Update: 2025-10-28 18:59 GMT
The researchers have urged that safe drinking water and environmental monitoring be made part of India’s antibiotic resistance strategy, especially in rural and tribal regions.—Image By Arrangement

Hyderabad: The fight against antibiotic resistance in India’s tribal communities may have more to do with water than with medicine. A new study has found that unsafe drinking water could be helping antibiotic resistance spread among some of the country’s most isolated tribes.

Researchers from the Anthropological Survey of India and the University of Hyderabad studied 103 healthy adults from three tribal groups: Irula, Jenu Kuruba and Kurumba across Tamil Nadu, Karnataka and Kerala. Using advanced DNA sequencing, they analysed the gut bacteria of participants and linked their resistance patterns to the type of water they used, stream or tubewell.

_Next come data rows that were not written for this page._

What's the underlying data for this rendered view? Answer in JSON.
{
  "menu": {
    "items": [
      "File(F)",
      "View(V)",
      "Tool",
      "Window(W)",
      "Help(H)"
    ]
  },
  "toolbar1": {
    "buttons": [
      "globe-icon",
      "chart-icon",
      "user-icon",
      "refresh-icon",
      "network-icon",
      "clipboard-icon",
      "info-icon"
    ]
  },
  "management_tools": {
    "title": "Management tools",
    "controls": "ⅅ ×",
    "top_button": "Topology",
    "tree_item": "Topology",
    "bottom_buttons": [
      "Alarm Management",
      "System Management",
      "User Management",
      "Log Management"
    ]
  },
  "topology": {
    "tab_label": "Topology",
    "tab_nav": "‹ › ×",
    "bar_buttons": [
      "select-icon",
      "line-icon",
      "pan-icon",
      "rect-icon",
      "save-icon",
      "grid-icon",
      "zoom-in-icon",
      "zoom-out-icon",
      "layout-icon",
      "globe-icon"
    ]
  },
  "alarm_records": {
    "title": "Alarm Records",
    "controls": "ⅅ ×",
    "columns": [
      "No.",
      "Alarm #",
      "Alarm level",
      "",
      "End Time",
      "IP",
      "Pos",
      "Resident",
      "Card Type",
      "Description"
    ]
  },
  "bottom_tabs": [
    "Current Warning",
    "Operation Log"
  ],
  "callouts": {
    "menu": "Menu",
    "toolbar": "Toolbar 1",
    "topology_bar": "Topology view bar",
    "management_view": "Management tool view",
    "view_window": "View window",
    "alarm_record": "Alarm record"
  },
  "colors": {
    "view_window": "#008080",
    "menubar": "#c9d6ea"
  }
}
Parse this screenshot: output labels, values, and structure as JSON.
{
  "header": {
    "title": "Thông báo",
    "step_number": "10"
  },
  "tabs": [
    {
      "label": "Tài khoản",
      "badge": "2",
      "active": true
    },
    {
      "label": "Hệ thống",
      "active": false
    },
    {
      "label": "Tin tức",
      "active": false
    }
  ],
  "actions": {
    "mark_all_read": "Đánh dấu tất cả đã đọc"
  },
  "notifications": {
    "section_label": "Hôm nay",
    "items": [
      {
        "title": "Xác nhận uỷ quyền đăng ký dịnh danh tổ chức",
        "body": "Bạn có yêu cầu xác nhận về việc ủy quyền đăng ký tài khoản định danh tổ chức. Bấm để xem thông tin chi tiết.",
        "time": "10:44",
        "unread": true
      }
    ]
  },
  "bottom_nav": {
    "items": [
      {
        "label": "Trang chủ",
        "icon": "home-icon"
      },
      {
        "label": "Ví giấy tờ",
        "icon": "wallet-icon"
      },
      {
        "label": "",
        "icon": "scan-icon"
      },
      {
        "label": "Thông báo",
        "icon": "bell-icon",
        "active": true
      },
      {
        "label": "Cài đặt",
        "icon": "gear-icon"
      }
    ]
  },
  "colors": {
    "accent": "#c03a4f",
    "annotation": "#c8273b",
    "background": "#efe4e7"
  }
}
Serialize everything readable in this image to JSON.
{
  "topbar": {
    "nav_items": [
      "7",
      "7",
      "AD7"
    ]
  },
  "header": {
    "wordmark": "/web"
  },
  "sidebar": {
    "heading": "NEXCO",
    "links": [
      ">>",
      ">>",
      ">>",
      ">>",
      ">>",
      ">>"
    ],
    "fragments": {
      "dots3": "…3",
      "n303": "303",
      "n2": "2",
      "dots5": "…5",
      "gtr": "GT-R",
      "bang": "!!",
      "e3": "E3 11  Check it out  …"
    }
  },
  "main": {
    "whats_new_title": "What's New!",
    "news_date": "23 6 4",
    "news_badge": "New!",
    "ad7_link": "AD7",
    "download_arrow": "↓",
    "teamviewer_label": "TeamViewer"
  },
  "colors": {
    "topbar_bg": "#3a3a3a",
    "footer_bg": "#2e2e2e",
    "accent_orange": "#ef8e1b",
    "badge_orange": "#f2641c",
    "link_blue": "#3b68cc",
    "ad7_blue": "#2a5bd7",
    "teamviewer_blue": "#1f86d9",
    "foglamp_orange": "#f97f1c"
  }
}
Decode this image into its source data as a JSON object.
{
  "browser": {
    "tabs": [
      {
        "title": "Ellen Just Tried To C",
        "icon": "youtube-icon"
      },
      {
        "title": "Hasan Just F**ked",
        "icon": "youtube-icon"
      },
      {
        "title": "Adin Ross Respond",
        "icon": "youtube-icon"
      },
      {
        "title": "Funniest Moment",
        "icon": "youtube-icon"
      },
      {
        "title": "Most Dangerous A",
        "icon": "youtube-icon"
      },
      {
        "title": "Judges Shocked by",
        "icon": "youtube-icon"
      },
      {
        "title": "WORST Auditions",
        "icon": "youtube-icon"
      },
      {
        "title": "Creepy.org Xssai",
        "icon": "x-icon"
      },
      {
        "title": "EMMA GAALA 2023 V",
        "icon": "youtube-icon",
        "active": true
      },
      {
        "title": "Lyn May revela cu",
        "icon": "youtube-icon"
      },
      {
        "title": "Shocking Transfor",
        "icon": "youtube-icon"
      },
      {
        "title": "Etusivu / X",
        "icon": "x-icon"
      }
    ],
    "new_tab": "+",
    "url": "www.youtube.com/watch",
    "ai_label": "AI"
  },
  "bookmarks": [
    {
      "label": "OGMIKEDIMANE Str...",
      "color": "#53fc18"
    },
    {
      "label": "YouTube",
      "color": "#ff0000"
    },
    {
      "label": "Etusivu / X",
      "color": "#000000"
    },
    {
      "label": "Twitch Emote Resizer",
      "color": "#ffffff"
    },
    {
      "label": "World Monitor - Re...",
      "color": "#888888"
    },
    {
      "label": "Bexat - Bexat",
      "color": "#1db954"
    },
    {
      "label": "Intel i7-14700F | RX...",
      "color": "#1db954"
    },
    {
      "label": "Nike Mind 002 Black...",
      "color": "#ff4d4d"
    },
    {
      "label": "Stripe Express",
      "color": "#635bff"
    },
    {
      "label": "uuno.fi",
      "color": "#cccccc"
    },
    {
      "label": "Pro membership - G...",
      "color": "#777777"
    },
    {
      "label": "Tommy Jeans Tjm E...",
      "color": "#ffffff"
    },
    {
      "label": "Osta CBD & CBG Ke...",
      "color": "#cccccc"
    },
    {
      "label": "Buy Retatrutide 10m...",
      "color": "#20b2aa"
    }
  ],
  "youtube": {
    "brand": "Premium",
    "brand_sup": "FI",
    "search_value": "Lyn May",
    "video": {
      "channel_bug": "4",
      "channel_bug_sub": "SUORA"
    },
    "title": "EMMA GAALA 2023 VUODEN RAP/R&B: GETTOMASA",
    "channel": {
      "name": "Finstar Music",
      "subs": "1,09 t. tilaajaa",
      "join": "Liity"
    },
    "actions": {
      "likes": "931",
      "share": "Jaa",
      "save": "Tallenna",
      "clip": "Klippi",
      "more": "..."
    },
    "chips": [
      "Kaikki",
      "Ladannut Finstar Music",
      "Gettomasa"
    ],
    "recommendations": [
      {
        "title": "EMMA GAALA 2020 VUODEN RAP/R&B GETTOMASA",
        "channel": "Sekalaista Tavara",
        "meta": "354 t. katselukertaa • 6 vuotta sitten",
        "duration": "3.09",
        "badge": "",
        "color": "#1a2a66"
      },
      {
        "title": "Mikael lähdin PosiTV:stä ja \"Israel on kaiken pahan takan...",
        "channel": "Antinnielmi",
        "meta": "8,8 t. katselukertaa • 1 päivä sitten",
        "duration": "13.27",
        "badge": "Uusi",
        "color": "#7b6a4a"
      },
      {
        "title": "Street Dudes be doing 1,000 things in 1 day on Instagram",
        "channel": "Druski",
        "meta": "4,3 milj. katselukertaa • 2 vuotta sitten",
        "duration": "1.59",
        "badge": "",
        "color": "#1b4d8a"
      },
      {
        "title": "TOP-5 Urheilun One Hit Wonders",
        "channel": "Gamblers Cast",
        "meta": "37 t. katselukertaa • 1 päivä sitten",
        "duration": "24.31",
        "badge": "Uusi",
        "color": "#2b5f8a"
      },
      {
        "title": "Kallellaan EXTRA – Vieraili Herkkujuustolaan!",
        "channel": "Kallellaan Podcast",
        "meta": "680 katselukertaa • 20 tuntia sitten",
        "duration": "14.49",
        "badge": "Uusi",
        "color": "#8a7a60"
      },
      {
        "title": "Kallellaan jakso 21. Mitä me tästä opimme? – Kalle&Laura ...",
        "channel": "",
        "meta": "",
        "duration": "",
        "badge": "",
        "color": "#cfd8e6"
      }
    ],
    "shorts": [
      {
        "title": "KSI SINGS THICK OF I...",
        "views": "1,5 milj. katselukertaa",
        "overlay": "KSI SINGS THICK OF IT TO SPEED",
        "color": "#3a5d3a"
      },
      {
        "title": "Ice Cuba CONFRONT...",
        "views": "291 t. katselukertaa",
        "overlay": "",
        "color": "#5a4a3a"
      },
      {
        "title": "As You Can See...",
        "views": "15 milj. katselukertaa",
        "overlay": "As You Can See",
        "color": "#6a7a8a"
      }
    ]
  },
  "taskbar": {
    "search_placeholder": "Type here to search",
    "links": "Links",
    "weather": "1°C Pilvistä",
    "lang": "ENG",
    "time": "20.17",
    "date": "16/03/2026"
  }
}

The results were striking. People who drank stream water carried more genes that resist metals and cleaning agents, while those who depended on tubewells had more antibiotic resistance. The study found that even communities with little antibiotic exposure could develop resistance through contaminated or mineral-rich water sources.

“Water quality appears to play a central role in shaping antibiotic resistance in these populations,” said Prof. Hampapathalu Adimurthy Nagarajaram from the UoH. “This shows that resistance isn’t just a hospital problem; it starts in the environment.”

The research, published in One Health, used metagenomic sequencing, a technique that identifies all DNA in a sample, to understand how microbes in the human gut carry resistance genes. It revealed that heavy metals and biocides in water can apply ‘co-selection pressure,’ encouraging the growth of resistant bacteria even when antibiotics are not used.

The researchers have urged that safe drinking water and environmental monitoring be made part of India’s antibiotic resistance strategy, especially in rural and tribal regions.

The study did not test the water directly but found a strong link between water type and gut resistance. Scientists say future work must look at water, soil, and food samples to trace how resistance spreads between people and their surroundings.